Homily 1, on the occasion of Easter, is offered here in the translation by A. Fitzgerald. Synesius warns his audience against passing from fasting to food and drunkenness. His arguments are interesting, because he first mentions a philosophical argument ("it would be against reason"), whereas scriptural evidence is quoted almost as an afterthought - and actually not quite convincingly. The sermon starts with a good joke; the quotations are from Psalm 2.11 and 75.9.
 I shall not make this festal assembly a silent one, nor again one of many speeches. For, although it is God whom I honor in my speech, by bringing it to a speedy close I shall do what is pleasing to the assembled company.
 But in order that you may be a participant worthy of God in the festival, do not set your hearts on the pleasures of the table, passing from fasting to drunkenness. Offer to God a garlanded goblet of sober mixture.
 Our God is wisdom and reason. A bearer that confuses reflection, that disturbs the reasoning faculty, is quite alien to true reason.
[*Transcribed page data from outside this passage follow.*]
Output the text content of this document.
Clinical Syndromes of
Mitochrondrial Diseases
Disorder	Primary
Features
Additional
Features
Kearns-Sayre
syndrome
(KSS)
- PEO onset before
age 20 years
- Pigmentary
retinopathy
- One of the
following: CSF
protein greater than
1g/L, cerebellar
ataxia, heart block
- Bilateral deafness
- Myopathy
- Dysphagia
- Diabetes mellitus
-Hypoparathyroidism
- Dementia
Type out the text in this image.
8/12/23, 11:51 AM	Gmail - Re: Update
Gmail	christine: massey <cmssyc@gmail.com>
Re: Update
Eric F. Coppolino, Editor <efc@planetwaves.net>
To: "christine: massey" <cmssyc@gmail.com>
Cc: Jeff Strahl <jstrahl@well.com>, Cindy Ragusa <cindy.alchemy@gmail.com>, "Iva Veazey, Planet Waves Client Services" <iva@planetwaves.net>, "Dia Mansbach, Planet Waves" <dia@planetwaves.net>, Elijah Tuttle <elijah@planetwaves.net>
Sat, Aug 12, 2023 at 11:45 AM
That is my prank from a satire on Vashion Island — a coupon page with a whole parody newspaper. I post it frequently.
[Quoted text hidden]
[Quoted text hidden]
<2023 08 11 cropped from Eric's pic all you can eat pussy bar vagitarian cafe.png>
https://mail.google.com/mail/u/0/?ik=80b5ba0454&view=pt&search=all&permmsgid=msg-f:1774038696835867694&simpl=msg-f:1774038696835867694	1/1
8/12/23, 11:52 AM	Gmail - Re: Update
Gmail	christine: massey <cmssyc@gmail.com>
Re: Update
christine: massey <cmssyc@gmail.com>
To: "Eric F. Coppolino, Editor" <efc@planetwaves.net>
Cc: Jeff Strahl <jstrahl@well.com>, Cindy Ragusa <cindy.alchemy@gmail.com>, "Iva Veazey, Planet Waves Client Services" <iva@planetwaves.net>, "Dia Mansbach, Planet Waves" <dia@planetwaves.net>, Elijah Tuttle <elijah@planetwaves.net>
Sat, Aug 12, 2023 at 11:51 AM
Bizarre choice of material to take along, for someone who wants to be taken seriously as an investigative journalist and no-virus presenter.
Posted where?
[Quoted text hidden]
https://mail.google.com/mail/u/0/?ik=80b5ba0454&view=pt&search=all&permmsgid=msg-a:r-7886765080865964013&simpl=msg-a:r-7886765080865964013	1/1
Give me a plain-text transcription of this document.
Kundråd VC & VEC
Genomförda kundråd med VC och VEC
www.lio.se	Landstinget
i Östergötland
 There is a recreation that is befitting to God, and there is one that befits evil spirits. Exult ye in the Lord in fear. When you feast, he says, be mindful of God, for it is then that most men slip into sin. When the body is well nourished and grows fleshy, it deflects the soul's judgment. In the hand of the Lord there is a cup of unmixed wine filled with a mixture, and he pours from this vessel into that, but the dregs of it have not been drained. Drink thou of that cup, and thou hast become worthy of the banquet of the bridegroom. The cup is beneficial, full of wine, and once sought, is worthy to raise us to Mind.
 And indeed the passage is quite clear, though many things fall a little short of comprehension. A drinking cup is full of a mixture in unmixed wine. And he poured from this vessel into that. If it was of unmixed wine, how is it full of a mixture, and if it is one, how did he pour it from this to that?
 The words seem to be altogether nonsensical; not so, however, if really understood. God has no interest in divinely inspired diction. The divine spirit disdains literary pettiness. Dost thou desire to behold the harmony of this discord? Concerning what sort of cup is he speaking? It is the word which we have from God, freely offered by God to men in the Old Testament and the New, for by this drink is our soul watered. Inasmuch as it is a word, each of the two is unmixed, for even although a double word it is mixed together, for what has been compounded out of the two is one, a perfection of Gnosis. The Old Testament contained the promise, and the New revealed the apostle, and the phrase, "he poured from this into that" shadows the succession of the teachers of the law, that of Moses and that of the Lord, and the cup is one, for one Spirit has breathed both on the prophet and the apostle, and like good painters, He sketched out, in days of old, and thereafter exactly portrayed, the parts of the Gnosis, "but the dregs of it have not been drained".